Have you ever noticed how translating the names of a lot of foreign foods to English totally ruins the mystique? Pita is Greek for bread. That’s it. Just bread. So stop asking for pita bread. When you order maki sushi, you're ordering... rolled sushi. What a surprise. My favorite Thai soup – Thom Kha Gai – is, if I remember correctly, “Coconut milk soup with chicken.” And I’m not even going to start on café con leche.

Well, I hate to be a mystique-ruiner, but hummus simply means chickpeas. That’s it. In fact “hummus” isn’t, technically, even the name of the dish – it’s ḥummus bi taḥina, (On the other hand, tahina – that’s “ta-ḤEE-nah”, with the CHHHH sound, not “ta-hee-knee”, pale face – is from a word meaning “to grind”, so I guess that’s okay.) The taḥina – the sesame paste that binds the dish together – is every bit as important as the chickpeas are to the dish. Still, we call the dish hummus, mostly for the same reason that we don’t call Linux GNU/Linux.[1]

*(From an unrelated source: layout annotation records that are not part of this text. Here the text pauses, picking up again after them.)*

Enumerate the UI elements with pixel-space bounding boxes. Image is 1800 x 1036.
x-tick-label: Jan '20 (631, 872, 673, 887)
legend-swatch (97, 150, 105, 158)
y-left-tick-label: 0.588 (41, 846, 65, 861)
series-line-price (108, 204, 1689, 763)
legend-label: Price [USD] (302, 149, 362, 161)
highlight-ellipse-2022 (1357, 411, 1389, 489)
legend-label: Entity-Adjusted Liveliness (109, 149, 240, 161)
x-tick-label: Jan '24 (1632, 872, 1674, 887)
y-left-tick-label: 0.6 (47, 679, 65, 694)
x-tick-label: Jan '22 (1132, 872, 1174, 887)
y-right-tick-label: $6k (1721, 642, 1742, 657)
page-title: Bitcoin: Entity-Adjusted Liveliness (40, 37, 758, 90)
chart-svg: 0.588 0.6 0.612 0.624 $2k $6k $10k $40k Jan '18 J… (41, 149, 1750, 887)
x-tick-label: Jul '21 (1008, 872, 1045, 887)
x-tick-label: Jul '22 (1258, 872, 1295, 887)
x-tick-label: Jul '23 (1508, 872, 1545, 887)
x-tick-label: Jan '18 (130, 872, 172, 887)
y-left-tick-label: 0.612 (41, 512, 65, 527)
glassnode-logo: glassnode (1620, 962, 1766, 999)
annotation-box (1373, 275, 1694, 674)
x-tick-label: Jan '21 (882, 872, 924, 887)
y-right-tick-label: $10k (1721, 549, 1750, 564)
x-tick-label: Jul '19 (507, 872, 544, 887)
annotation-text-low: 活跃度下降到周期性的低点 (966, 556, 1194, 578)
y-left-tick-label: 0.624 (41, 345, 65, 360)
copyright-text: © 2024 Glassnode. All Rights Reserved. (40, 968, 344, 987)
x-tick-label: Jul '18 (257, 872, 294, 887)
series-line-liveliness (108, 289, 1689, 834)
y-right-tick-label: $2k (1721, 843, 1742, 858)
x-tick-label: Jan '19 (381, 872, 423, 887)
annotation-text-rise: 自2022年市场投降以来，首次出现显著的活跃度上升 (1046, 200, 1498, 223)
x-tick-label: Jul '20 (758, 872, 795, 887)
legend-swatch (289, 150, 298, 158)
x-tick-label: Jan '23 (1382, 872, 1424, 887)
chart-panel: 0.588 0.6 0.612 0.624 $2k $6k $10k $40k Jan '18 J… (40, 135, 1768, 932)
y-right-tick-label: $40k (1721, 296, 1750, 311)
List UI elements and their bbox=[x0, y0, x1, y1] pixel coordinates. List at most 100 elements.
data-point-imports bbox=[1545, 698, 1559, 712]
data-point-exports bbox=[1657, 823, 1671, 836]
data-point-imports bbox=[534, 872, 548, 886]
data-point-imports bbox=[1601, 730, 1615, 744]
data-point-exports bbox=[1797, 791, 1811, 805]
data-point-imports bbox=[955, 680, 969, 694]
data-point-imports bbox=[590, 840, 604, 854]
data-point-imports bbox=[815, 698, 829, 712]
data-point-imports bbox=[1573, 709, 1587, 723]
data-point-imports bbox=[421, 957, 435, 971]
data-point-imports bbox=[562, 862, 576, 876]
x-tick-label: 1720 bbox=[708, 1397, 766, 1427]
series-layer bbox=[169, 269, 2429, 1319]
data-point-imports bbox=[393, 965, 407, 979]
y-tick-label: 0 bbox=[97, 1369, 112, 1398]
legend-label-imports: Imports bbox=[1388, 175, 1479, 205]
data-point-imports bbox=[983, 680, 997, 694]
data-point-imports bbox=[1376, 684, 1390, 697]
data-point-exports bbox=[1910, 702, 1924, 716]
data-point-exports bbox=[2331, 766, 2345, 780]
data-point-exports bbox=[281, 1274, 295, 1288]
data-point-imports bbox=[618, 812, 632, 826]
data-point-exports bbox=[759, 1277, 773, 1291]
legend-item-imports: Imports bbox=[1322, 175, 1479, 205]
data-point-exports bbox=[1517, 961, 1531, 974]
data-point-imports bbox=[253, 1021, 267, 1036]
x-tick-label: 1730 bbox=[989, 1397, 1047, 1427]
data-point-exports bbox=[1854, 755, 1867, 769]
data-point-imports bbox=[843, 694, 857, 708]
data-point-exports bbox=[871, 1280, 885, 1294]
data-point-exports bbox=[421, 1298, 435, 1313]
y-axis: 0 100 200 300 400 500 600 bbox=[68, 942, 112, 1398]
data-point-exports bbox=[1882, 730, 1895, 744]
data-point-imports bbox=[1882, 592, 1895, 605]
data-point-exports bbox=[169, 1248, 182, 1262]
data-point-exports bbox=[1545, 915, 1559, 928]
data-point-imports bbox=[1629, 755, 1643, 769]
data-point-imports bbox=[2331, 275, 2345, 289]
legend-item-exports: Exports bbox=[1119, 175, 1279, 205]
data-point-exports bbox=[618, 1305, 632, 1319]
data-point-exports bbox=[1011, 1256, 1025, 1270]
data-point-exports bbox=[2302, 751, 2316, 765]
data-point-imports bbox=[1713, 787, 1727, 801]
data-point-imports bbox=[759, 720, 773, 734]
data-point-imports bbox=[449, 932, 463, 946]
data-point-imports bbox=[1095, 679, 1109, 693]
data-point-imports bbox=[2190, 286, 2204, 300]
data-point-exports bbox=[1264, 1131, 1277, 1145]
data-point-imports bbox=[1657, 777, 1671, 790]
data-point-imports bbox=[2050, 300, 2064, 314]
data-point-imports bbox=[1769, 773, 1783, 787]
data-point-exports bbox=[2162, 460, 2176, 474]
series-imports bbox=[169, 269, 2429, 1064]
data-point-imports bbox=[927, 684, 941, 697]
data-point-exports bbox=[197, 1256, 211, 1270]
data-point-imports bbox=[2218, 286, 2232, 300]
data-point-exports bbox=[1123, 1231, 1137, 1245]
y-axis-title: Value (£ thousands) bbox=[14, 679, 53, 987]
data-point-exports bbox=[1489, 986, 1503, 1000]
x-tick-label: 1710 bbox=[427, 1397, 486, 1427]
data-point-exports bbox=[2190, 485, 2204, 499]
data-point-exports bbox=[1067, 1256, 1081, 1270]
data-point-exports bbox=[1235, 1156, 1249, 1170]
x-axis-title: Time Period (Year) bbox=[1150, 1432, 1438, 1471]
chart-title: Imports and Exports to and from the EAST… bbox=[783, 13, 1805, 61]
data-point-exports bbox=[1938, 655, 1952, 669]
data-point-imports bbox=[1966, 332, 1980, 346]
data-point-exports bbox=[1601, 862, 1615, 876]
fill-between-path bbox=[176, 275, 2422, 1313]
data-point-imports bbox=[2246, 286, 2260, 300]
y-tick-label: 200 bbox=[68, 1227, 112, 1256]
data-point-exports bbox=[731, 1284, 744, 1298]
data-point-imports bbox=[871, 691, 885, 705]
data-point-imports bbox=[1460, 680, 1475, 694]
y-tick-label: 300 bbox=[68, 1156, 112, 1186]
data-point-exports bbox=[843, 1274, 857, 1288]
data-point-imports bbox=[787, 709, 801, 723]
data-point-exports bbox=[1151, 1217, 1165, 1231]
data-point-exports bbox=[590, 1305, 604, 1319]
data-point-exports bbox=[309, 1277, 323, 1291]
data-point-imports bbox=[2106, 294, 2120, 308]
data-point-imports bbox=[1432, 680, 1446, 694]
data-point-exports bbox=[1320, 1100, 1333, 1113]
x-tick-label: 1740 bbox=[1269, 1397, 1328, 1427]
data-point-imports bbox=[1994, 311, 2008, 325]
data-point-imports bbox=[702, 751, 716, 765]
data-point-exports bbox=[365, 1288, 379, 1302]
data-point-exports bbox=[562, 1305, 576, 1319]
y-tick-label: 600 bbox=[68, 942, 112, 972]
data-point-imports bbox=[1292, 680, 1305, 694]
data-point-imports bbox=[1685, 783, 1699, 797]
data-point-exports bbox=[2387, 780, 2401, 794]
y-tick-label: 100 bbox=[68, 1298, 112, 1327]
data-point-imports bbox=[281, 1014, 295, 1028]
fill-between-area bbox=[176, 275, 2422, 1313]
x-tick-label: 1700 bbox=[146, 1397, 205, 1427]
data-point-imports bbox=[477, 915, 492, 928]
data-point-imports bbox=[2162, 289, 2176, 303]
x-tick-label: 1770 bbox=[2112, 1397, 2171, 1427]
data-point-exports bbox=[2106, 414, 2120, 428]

I honestly don't know what I expected. I mean, Chinese restaurants have all these lovely poetic names like Dragon and Phoenix Soup, or Ants Climbing on Trees, or even General Tso's Chicken. So you expect Moo Goo Gai Pan to be something slightly less prosaic than "sliced chicken and button mushrooms." I'm not saying that expecting anything but that is even slightly realistic - after all, how many restaurants offer dishes with names like "Washington DC On A Spring Day"? No, they offer things that people can understand - sauteed shrimp in garlic sauce.

I guess all I'm saying is, don't ever try to translate the names of foreign dishes. I like the mystique - but I'm also incredibly curious, and it's sad to see that curiosity lead to bad ends so often. For every imported food word like penne ("quill"), there are ten like croissant. If you never find out what it means, there's never anything there to disappoint you.


Tomorrow - Digressions Three, Four, and Five

[1] For those of you who are not the particular type of geek to know what I’m talking about… Linux is an operating system – a competitor to Windows or Mac OSX. It’s also open source, which means unlike those two operating systems, the underlying source code (the instructions that tell the computer how to make everything work) is available for anyone to look at and make their own version of, if they like. Linux itself is the “kernel” – the central part of the operating system. If an operating system were a car, the kernel would be the engine.

There are those who would argue – quite loudly – that while the engine is the most important part of a car, it doesn’t constitute a car in and of itself. It was (in their opinions) the addition of the GNU tools – a set of basic software that extends the operating system’s functionality – that made Linux a fully-fledged operating system, as opposed to simply a powerful but ultimately useless engine. They therefore believe that Linux should properly be referred to as GNU/Linux, and they make this point as loudly and as frequently as possible.

Here’s the problem – when everyone else in the world calls something by a simple name, and you insist that it be called by a more complex name which is, despite being technically correct, confusing to everyone else, you are an asshole. Luckily, the world of food, as far as I can tell, isn’t populated by the same sort of socially retarded nerds that comprise the world of Linux. As a result, I’ve never heard anyone make a fuss that hummus should actually be called hummus bi tahini. It’s just what you do – when you ask for a sandwich on “whole wheat” you don’t expect the sandwich to come on unground kernels of wheat. You expect that people will serve you bread. And when you ask for hummus, nobody is ever going to think you’re asking for a plate of chickpeas.

Now you know. And knowing is half the battle. Also, this rant is much more about the GNU/Linux types… and that fight mostly ended about five years ago. I’m really not sure why I’m ranting about it today.

I hope that it’s because it is a charming thing to do?